Julia: Were you always alone on your mountain tours or did you have someone with you?

I wasn't always alone, but most of the time I was. I always hired a mountain guide for difficult tours, and on nice days you're very rarely alone in the mountains. I also walked a lot on my own, but in terms of safety, it's better at least with two people.

Julia: There's probably something meditative about being alone in the mountains, right?

Yes, of course, there is always something meditative about it. Especially the mighty landscapes! I often just sit and look at nature and take pictures. I really like doing that at the moment as I no longer have the urge to run up every peak. For a while I was already very driven, but now I look at the places more leisurely and take enough time to photograph the most beautiful things.

Julia: Do you have big goals that you really want to achieve?

Yes, I still have several goals. Patagonia is certainly one of them, but so are Alaska and New Zealand. Also, I really want to explore back to the Himalayas and Nepal. I'm sure I'll come up with new ideas when I talk to like-minded people.

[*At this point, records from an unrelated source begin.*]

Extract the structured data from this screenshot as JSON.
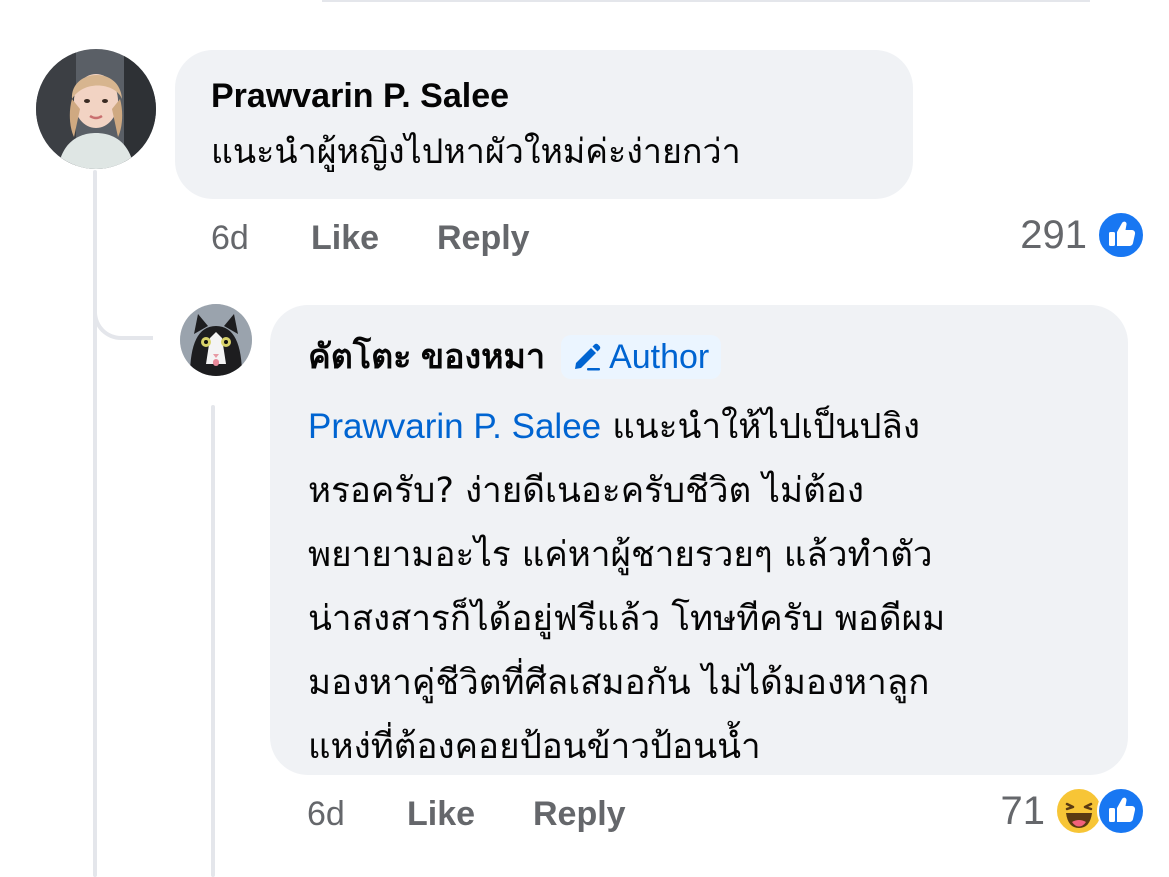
{
  "comments": [
    {
      "author": "Prawvarin P. Salee",
      "text": "แนะนำผู้หญิงไปหาผัวใหม่ค่ะง่ายกว่า",
      "time": "6d",
      "like_label": "Like",
      "reply_label": "Reply",
      "reaction_count": "291",
      "reactions": [
        "like-icon"
      ]
    }
  ],
  "reply": {
    "author": "คัตโตะ ของหมา",
    "badge_label": "Author",
    "badge_icon": "pencil-icon",
    "mention": "Prawvarin P. Salee",
    "lines": [
      " แนะนำให้ไปเป็นปลิง",
      "หรอครับ? ง่ายดีเนอะครับชีวิต ไม่ต้อง",
      "พยายามอะไร แค่หาผู้ชายรวยๆ แล้วทำตัว",
      "น่าสงสารก็ได้อยู่ฟรีแล้ว โทษทีครับ พอดีผม",
      "มองหาคู่ชีวิตที่ศีลเสมอกัน ไม่ได้มองหาลูก",
      "แหง่ที่ต้องคอยป้อนข้าวป้อนน้ำ"
    ],
    "time": "6d",
    "like_label": "Like",
    "reply_label": "Reply",
    "reaction_count": "71",
    "reactions": [
      "haha-icon",
      "like-icon"
    ]
  },
  "colors": {
    "bubble": "#f0f2f5",
    "link_blue": "#0064d1",
    "like_blue": "#1877f2",
    "meta_gray": "#65676b"
  }
}
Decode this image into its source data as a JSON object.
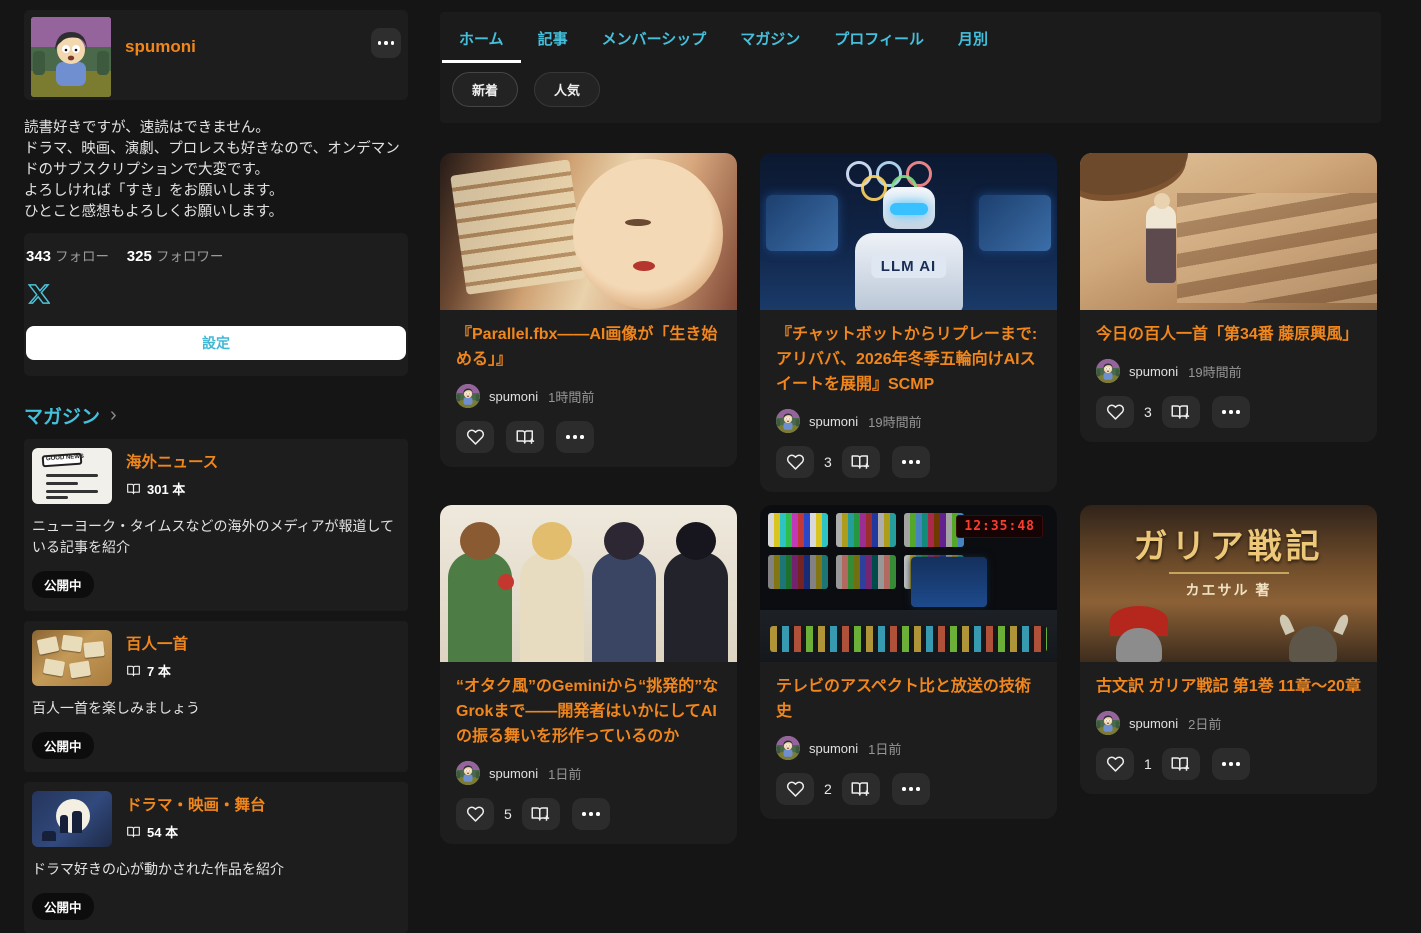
{
  "colors": {
    "background": "#151515",
    "panel": "#1d1d1d",
    "accent_orange": "#f0861c",
    "accent_cyan": "#45c0dc",
    "settings_text": "#3fb8d6",
    "badge_background": "#0d0d0d",
    "led_clock_red": "#ff3b30"
  },
  "icons": {
    "more": "ellipsis-3-dots",
    "x_logo": "X (Twitter) logo",
    "book": "open-book",
    "heart": "heart-outline",
    "add_to_magazine": "open-book-with-plus",
    "chevron": "›"
  },
  "profile": {
    "name": "spumoni",
    "bio": "読書好きですが、速読はできません。\nドラマ、映画、演劇、プロレスも好きなので、オンデマンドのサブスクリプションで大変です。\nよろしければ「すき」をお願いします。\nひとこと感想もよろしくお願いします。",
    "stats": {
      "following_value": "343",
      "following_label": "フォロー",
      "followers_value": "325",
      "followers_label": "フォロワー"
    },
    "settings_button": "設定"
  },
  "magazine": {
    "heading": "マガジン",
    "items": [
      {
        "title": "海外ニュース",
        "count": "301 本",
        "description": "ニューヨーク・タイムスなどの海外のメディアが報道している記事を紹介",
        "status": "公開中",
        "thumb_text": "GOOD NEWS"
      },
      {
        "title": "百人一首",
        "count": "7 本",
        "description": "百人一首を楽しみましょう",
        "status": "公開中"
      },
      {
        "title": "ドラマ・映画・舞台",
        "count": "54 本",
        "description": "ドラマ好きの心が動かされた作品を紹介",
        "status": "公開中"
      }
    ]
  },
  "tabs": [
    "ホーム",
    "記事",
    "メンバーシップ",
    "マガジン",
    "プロフィール",
    "月別"
  ],
  "active_tab": "ホーム",
  "filters": [
    "新着",
    "人気"
  ],
  "articles": [
    {
      "title": "『Parallel.fbx——AI画像が「生き始める」』",
      "author": "spumoni",
      "time": "1時間前",
      "likes": ""
    },
    {
      "title": "『チャットボットからリプレーまで:アリババ、2026年冬季五輪向けAIスイートを展開』SCMP",
      "author": "spumoni",
      "time": "19時間前",
      "likes": "3",
      "image_label": "LLM AI"
    },
    {
      "title": "今日の百人一首「第34番 藤原興風」",
      "author": "spumoni",
      "time": "19時間前",
      "likes": "3"
    },
    {
      "title": "“オタク風”のGeminiから“挑発的”なGrokまで——開発者はいかにしてAIの振る舞いを形作っているのか",
      "author": "spumoni",
      "time": "1日前",
      "likes": "5"
    },
    {
      "title": "テレビのアスペクト比と放送の技術史",
      "author": "spumoni",
      "time": "1日前",
      "likes": "2",
      "image_clock": "12:35:48"
    },
    {
      "title": "古文訳 ガリア戦記 第1巻 11章〜20章",
      "author": "spumoni",
      "time": "2日前",
      "likes": "1",
      "image_title": "ガリア戦記",
      "image_author": "カエサル 著"
    }
  ]
}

Julia: Did you have a moment in your travels that you will never forget?

A special moment was the circumnavigation of Kailash, that was 53km in 3 days. The circumnavigation itself was very exhausting and I can still remember well when we reached the highest point and I was just incredibly relieved that I had made it this far physically. But there are really many, sometimes it doesn't have to be the biggest hardships behind it. The atmosphere in the Scottish Highlands, for example, is really magical, like in a fairy tale!


Julia: What would also interest me, what was your biggest fear before your adventures and how did you overcome it?

I don't think fear is a good advisor. Of course I was always scared, but the urge to do it kept getting stronger. I often don't think about it too much and just do it. On difficult tours I always had a mountain guide who supported me anyway. In addition, after a while you get into touring mode anyway, where you pull through with focus.

I did a tough tour on the Mönch once and at the end you have to walk a 300m long ridge that goes down on both sides. My first step went right next to it, where I got panicky and trembling knees. But I had to keep going and couldn't turn back.The first steps were still shaky, but then you become more secure again

In general, I do think that fear plays an important part in mountaineering, you have to be able to deal with it. But it feels good every time you beat them - so it always pays off!

Julia: What are some tips you would give other adventurers?

#1 don't think too much, just do it

If you have an adventure on your mind, don't search for 10 reasons why you can't do it, just go for it!

#2 record your adventures in the form of videos

Film or photograph those special moments to remember forever.

#3 Tell other stories about your adventures

If you like reporting on your adventures, maybe also in the form of lectures, never forget to include your personal emotions. How did you feel, how did you find the culture or how were you with your travel partners? People love to hear stories and storytelling makes every trip even more exciting.